Drew Hall, PhD, an assistant professor in electrical and computer engineering;
Louise Laurent, MD, PhD, an associate professor in reproductive medicine; and Yu-Hwa Lo, PhD, a professor in electrical and computer engineering, are developing special nanosensors to detect placental dysfunction early in pregnancy. These nanosensors measure chemical substances in maternal blood that can help doctors identify patients who are at risk for pregnancy complications, enabling strategies for early treatment.
Frank Talke, PhD, a professor of mechanical and aerospace engineering, and
Robert Weinreb, MD, a professor and department chair of ophthalmology, are optimizing the design of a miniaturized sensor to measure intraocular pressure in patients with glaucoma and keratoprosthesis (K-Pro), an artificial replacement for a section of the cornea. The sensor is unique in that it uses the principal of interferometry, which uses light waves to determine distance.
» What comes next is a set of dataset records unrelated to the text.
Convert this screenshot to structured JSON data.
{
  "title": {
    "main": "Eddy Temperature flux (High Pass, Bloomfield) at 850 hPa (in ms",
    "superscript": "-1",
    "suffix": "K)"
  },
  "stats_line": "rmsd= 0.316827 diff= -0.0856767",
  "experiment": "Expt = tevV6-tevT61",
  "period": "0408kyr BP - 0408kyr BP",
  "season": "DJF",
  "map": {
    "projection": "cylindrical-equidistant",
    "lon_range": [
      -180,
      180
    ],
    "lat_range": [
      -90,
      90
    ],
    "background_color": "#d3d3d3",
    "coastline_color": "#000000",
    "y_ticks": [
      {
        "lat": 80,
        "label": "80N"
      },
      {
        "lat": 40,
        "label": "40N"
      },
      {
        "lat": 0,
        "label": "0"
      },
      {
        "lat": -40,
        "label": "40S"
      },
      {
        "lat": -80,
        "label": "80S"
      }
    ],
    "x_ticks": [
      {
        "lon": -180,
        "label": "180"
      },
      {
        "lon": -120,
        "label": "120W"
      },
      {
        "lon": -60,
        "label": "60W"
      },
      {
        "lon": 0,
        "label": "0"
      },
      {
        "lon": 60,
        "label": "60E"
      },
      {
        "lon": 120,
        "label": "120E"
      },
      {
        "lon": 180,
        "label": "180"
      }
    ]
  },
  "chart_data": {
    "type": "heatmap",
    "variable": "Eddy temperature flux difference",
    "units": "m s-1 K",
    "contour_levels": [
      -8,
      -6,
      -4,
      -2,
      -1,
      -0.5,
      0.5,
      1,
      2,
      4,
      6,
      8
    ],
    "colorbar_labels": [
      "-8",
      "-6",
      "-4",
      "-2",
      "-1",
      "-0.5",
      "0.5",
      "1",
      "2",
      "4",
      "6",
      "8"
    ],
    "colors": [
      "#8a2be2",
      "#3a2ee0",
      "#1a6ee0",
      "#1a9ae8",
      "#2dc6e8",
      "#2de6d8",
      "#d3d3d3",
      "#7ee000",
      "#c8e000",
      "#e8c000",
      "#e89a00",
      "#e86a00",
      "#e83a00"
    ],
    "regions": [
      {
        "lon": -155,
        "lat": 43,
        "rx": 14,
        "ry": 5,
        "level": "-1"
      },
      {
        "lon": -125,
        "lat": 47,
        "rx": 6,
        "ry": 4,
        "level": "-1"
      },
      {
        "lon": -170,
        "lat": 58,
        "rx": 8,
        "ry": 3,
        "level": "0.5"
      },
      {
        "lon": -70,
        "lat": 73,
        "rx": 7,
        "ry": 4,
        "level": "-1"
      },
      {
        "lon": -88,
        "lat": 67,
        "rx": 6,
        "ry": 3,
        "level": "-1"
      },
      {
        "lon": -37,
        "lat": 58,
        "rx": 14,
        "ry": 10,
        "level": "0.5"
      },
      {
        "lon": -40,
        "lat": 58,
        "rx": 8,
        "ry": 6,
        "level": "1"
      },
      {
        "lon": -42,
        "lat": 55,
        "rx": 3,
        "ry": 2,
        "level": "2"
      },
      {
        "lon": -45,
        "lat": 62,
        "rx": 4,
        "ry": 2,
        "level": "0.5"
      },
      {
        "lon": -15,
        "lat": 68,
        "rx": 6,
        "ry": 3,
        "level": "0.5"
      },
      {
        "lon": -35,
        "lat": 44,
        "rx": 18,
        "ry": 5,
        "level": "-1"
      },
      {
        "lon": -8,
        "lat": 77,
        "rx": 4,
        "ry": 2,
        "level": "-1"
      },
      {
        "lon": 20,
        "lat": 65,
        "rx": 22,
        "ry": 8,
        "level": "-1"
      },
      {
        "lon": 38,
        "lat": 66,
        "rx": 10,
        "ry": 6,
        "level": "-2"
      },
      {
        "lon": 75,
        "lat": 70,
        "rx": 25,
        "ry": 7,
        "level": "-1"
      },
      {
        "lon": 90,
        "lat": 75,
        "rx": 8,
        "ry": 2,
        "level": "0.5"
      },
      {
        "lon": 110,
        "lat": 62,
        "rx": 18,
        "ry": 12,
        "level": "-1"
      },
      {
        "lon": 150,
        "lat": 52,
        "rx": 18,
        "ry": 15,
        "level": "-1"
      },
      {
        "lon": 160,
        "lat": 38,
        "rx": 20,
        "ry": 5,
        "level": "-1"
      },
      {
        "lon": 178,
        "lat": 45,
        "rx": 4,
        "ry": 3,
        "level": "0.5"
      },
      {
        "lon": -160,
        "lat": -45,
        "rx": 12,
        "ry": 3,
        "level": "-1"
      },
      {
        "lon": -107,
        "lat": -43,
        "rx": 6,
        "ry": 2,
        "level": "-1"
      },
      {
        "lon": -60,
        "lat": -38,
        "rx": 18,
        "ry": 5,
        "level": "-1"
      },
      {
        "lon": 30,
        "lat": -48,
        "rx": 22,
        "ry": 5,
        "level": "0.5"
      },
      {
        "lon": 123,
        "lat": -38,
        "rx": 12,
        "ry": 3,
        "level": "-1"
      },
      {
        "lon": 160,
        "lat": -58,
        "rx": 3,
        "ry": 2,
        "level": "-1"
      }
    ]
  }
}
The researchers envision incorporating the sensor into a K-Pro or an intraocular lens.
Anna Narezkina, MD, a cardiologist and assistant clinical professor in medicine, and
Elliott R. McVeigh, PhD, a professor in the department of bioengineering, are developing a non-invasive computer tomography imaging method for early detection of myocardial dysfunction caused by anthracyclines, a class of chemotherapeutic agents. Early detection and treatment of anthracycline-induced heart toxicity is crucial for successful preservation of heart function.
View the 2017 GEM abstracts.
The GEM Committee includes: Gary S. Firestein, MD, ACTRI director; Deborah Spector, PhD, GEM committee chair; Shu Chien, MD, PhD, IEM director; and Priya Bisarya, bioengineering student.
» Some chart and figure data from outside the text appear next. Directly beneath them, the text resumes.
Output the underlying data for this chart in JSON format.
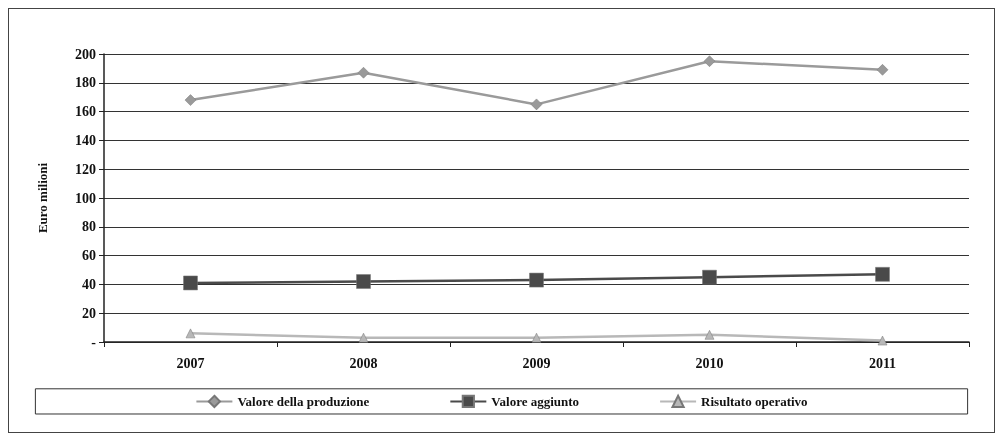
{
  "chart_data": {
    "type": "line",
    "ylabel": "Euro milioni",
    "categories": [
      "2007",
      "2008",
      "2009",
      "2010",
      "2011"
    ],
    "series": [
      {
        "name": "Valore della produzione",
        "color": "#9a9a9a",
        "marker": "diamond",
        "values": [
          168,
          187,
          165,
          195,
          189
        ]
      },
      {
        "name": "Valore aggiunto",
        "color": "#4a4a4a",
        "marker": "square",
        "values": [
          41,
          42,
          43,
          45,
          47
        ]
      },
      {
        "name": "Risultato operativo",
        "color": "#b8b8b8",
        "marker": "triangle",
        "values": [
          6,
          3,
          3,
          5,
          1
        ]
      }
    ],
    "ylim": [
      0,
      200
    ],
    "yticks": [
      {
        "value": 0,
        "label": "-"
      },
      20,
      40,
      60,
      80,
      100,
      120,
      140,
      160,
      180,
      200
    ],
    "grid": "y",
    "legend": "bottom",
    "line_style": "solid"
  }
}
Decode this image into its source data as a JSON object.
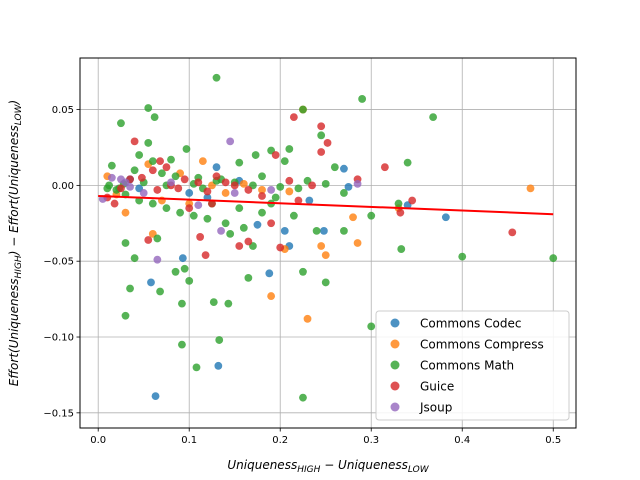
{
  "chart_data": {
    "type": "scatter",
    "title": "",
    "xlabel": {
      "base": "Uniqueness",
      "sub1": "HIGH",
      "mid": " − Uniqueness",
      "sub2": "LOW"
    },
    "ylabel": {
      "p1": "Effort(Uniqueness",
      "sub1": "HIGH",
      "p2": ") − Effort(Uniqueness",
      "sub2": "LOW",
      "p3": ")"
    },
    "xlim": [
      -0.02,
      0.525
    ],
    "ylim": [
      -0.16,
      0.084
    ],
    "xticks": [
      0.0,
      0.1,
      0.2,
      0.3,
      0.4,
      0.5
    ],
    "xtick_labels": [
      "0.0",
      "0.1",
      "0.2",
      "0.3",
      "0.4",
      "0.5"
    ],
    "yticks": [
      -0.15,
      -0.1,
      -0.05,
      0.0,
      0.05
    ],
    "ytick_labels": [
      "−0.15",
      "−0.10",
      "−0.05",
      "0.00",
      "0.05"
    ],
    "grid": true,
    "legend_position": "lower-right",
    "regression_line": {
      "color": "#ff0000",
      "x": [
        0.0,
        0.5
      ],
      "y": [
        -0.007,
        -0.019
      ]
    },
    "series": [
      {
        "name": "Commons Codec",
        "color": "#1f77b4",
        "points": [
          [
            0.058,
            -0.064
          ],
          [
            0.063,
            -0.139
          ],
          [
            0.093,
            -0.048
          ],
          [
            0.132,
            -0.119
          ],
          [
            0.13,
            0.012
          ],
          [
            0.188,
            -0.058
          ],
          [
            0.21,
            -0.04
          ],
          [
            0.232,
            -0.01
          ],
          [
            0.248,
            -0.03
          ],
          [
            0.27,
            0.011
          ],
          [
            0.275,
            -0.001
          ],
          [
            0.34,
            -0.013
          ],
          [
            0.382,
            -0.021
          ],
          [
            0.045,
            -0.002
          ],
          [
            0.1,
            -0.005
          ],
          [
            0.155,
            0.003
          ],
          [
            0.175,
            -0.026
          ],
          [
            0.205,
            -0.03
          ],
          [
            0.035,
            0.004
          ],
          [
            0.12,
            -0.008
          ]
        ]
      },
      {
        "name": "Commons Compress",
        "color": "#ff7f0e",
        "points": [
          [
            0.01,
            0.006
          ],
          [
            0.02,
            -0.006
          ],
          [
            0.03,
            -0.018
          ],
          [
            0.055,
            0.014
          ],
          [
            0.07,
            -0.01
          ],
          [
            0.09,
            0.008
          ],
          [
            0.1,
            -0.012
          ],
          [
            0.115,
            0.016
          ],
          [
            0.14,
            -0.005
          ],
          [
            0.16,
            0.001
          ],
          [
            0.18,
            -0.003
          ],
          [
            0.19,
            -0.073
          ],
          [
            0.205,
            -0.042
          ],
          [
            0.225,
            0.05
          ],
          [
            0.23,
            -0.088
          ],
          [
            0.245,
            -0.04
          ],
          [
            0.25,
            -0.046
          ],
          [
            0.28,
            -0.021
          ],
          [
            0.285,
            -0.038
          ],
          [
            0.33,
            -0.015
          ],
          [
            0.475,
            -0.002
          ],
          [
            0.06,
            -0.032
          ],
          [
            0.125,
            0.0
          ],
          [
            0.21,
            -0.004
          ]
        ]
      },
      {
        "name": "Commons Math",
        "color": "#2ca02c",
        "points": [
          [
            0.13,
            0.071
          ],
          [
            0.055,
            0.051
          ],
          [
            0.29,
            0.057
          ],
          [
            0.368,
            0.045
          ],
          [
            0.025,
            0.041
          ],
          [
            0.062,
            0.045
          ],
          [
            0.225,
            0.05
          ],
          [
            0.245,
            0.033
          ],
          [
            0.21,
            0.024
          ],
          [
            0.055,
            0.028
          ],
          [
            0.097,
            0.024
          ],
          [
            0.19,
            0.023
          ],
          [
            0.173,
            0.02
          ],
          [
            0.34,
            0.015
          ],
          [
            0.155,
            0.015
          ],
          [
            0.015,
            0.013
          ],
          [
            0.04,
            0.01
          ],
          [
            0.07,
            0.008
          ],
          [
            0.085,
            0.006
          ],
          [
            0.11,
            0.005
          ],
          [
            0.13,
            0.003
          ],
          [
            0.15,
            0.002
          ],
          [
            0.17,
            0.0
          ],
          [
            0.2,
            -0.001
          ],
          [
            0.22,
            -0.002
          ],
          [
            0.25,
            0.001
          ],
          [
            0.27,
            -0.005
          ],
          [
            0.01,
            -0.002
          ],
          [
            0.02,
            -0.003
          ],
          [
            0.03,
            -0.006
          ],
          [
            0.045,
            -0.01
          ],
          [
            0.06,
            -0.012
          ],
          [
            0.075,
            -0.015
          ],
          [
            0.09,
            -0.018
          ],
          [
            0.105,
            -0.02
          ],
          [
            0.12,
            -0.022
          ],
          [
            0.14,
            -0.025
          ],
          [
            0.16,
            -0.028
          ],
          [
            0.18,
            -0.018
          ],
          [
            0.215,
            -0.02
          ],
          [
            0.24,
            -0.03
          ],
          [
            0.27,
            -0.03
          ],
          [
            0.3,
            -0.02
          ],
          [
            0.33,
            -0.012
          ],
          [
            0.03,
            -0.038
          ],
          [
            0.04,
            -0.048
          ],
          [
            0.065,
            -0.035
          ],
          [
            0.085,
            -0.057
          ],
          [
            0.1,
            -0.063
          ],
          [
            0.095,
            -0.055
          ],
          [
            0.03,
            -0.086
          ],
          [
            0.035,
            -0.068
          ],
          [
            0.068,
            -0.07
          ],
          [
            0.092,
            -0.078
          ],
          [
            0.127,
            -0.077
          ],
          [
            0.143,
            -0.078
          ],
          [
            0.092,
            -0.105
          ],
          [
            0.133,
            -0.102
          ],
          [
            0.108,
            -0.12
          ],
          [
            0.225,
            -0.14
          ],
          [
            0.25,
            -0.064
          ],
          [
            0.165,
            -0.061
          ],
          [
            0.225,
            -0.057
          ],
          [
            0.333,
            -0.042
          ],
          [
            0.4,
            -0.047
          ],
          [
            0.5,
            -0.048
          ],
          [
            0.3,
            -0.093
          ],
          [
            0.023,
            -0.002
          ],
          [
            0.028,
            0.001
          ],
          [
            0.012,
            0.0
          ],
          [
            0.05,
            0.002
          ],
          [
            0.075,
            0.0
          ],
          [
            0.115,
            -0.002
          ],
          [
            0.135,
            0.004
          ],
          [
            0.18,
            0.006
          ],
          [
            0.195,
            -0.008
          ],
          [
            0.23,
            0.003
          ],
          [
            0.26,
            0.012
          ],
          [
            0.205,
            0.016
          ],
          [
            0.045,
            0.02
          ],
          [
            0.08,
            0.017
          ],
          [
            0.125,
            -0.012
          ],
          [
            0.145,
            -0.032
          ],
          [
            0.17,
            -0.04
          ],
          [
            0.19,
            -0.012
          ],
          [
            0.155,
            -0.015
          ],
          [
            0.06,
            0.016
          ],
          [
            0.105,
            0.001
          ]
        ]
      },
      {
        "name": "Guice",
        "color": "#d62728",
        "points": [
          [
            0.04,
            0.029
          ],
          [
            0.068,
            0.016
          ],
          [
            0.075,
            0.012
          ],
          [
            0.095,
            0.004
          ],
          [
            0.11,
            0.002
          ],
          [
            0.12,
            -0.004
          ],
          [
            0.13,
            0.006
          ],
          [
            0.14,
            0.002
          ],
          [
            0.15,
            0.0
          ],
          [
            0.165,
            -0.003
          ],
          [
            0.18,
            -0.007
          ],
          [
            0.195,
            0.02
          ],
          [
            0.21,
            0.003
          ],
          [
            0.215,
            0.045
          ],
          [
            0.235,
            0.0
          ],
          [
            0.245,
            0.039
          ],
          [
            0.252,
            0.028
          ],
          [
            0.245,
            0.022
          ],
          [
            0.285,
            0.004
          ],
          [
            0.315,
            0.012
          ],
          [
            0.332,
            -0.018
          ],
          [
            0.345,
            -0.01
          ],
          [
            0.455,
            -0.031
          ],
          [
            0.055,
            -0.036
          ],
          [
            0.06,
            0.01
          ],
          [
            0.048,
            0.005
          ],
          [
            0.088,
            -0.002
          ],
          [
            0.112,
            -0.034
          ],
          [
            0.118,
            -0.046
          ],
          [
            0.125,
            -0.012
          ],
          [
            0.155,
            -0.04
          ],
          [
            0.165,
            -0.037
          ],
          [
            0.19,
            -0.025
          ],
          [
            0.2,
            -0.041
          ],
          [
            0.22,
            -0.01
          ],
          [
            0.01,
            -0.008
          ],
          [
            0.018,
            -0.012
          ],
          [
            0.025,
            -0.002
          ],
          [
            0.035,
            0.004
          ],
          [
            0.08,
            0.0
          ],
          [
            0.1,
            -0.015
          ],
          [
            0.065,
            -0.003
          ]
        ]
      },
      {
        "name": "Jsoup",
        "color": "#9467bd",
        "points": [
          [
            0.145,
            0.029
          ],
          [
            0.015,
            0.005
          ],
          [
            0.025,
            0.004
          ],
          [
            0.035,
            -0.001
          ],
          [
            0.05,
            -0.005
          ],
          [
            0.065,
            -0.049
          ],
          [
            0.08,
            0.002
          ],
          [
            0.11,
            -0.013
          ],
          [
            0.19,
            -0.003
          ],
          [
            0.285,
            0.001
          ],
          [
            0.135,
            -0.03
          ],
          [
            0.005,
            -0.009
          ],
          [
            0.15,
            -0.005
          ],
          [
            0.03,
            0.002
          ]
        ]
      }
    ]
  }
}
The Institute of Engineering in Medicine (IEM) at UC San Diego has over 130 outstanding faculty from UC San Diego’s Schools of Medicine, Skaggs School of Pharmacy & Pharmaceutical Sciences, and Jacobs School of Engineering, all sharing the objective of translating creative ideas into clinical medicine and novel products that will transform patient care and improve their health and well-being.
About UC San Diego Altman Clinical and Translational Research Institute:
UC San Diego Altman Clinical and Translational Research Institute (ACTRI) is part of a national Clinical and Translational Science Award consortium, led by the National Institutes of Health National Center for Advancing Translational Science. Established in 2010, ACTRI provides infrastructure and support for basic, translational and clinical research throughout the San Diego region to bring discoveries from the laboratory to the bedside, and facilitates training and education of the next generation of researchers. ACTRI carries out its activities in collaboration with institutional and corporate partners and currently has more than 1,500 members.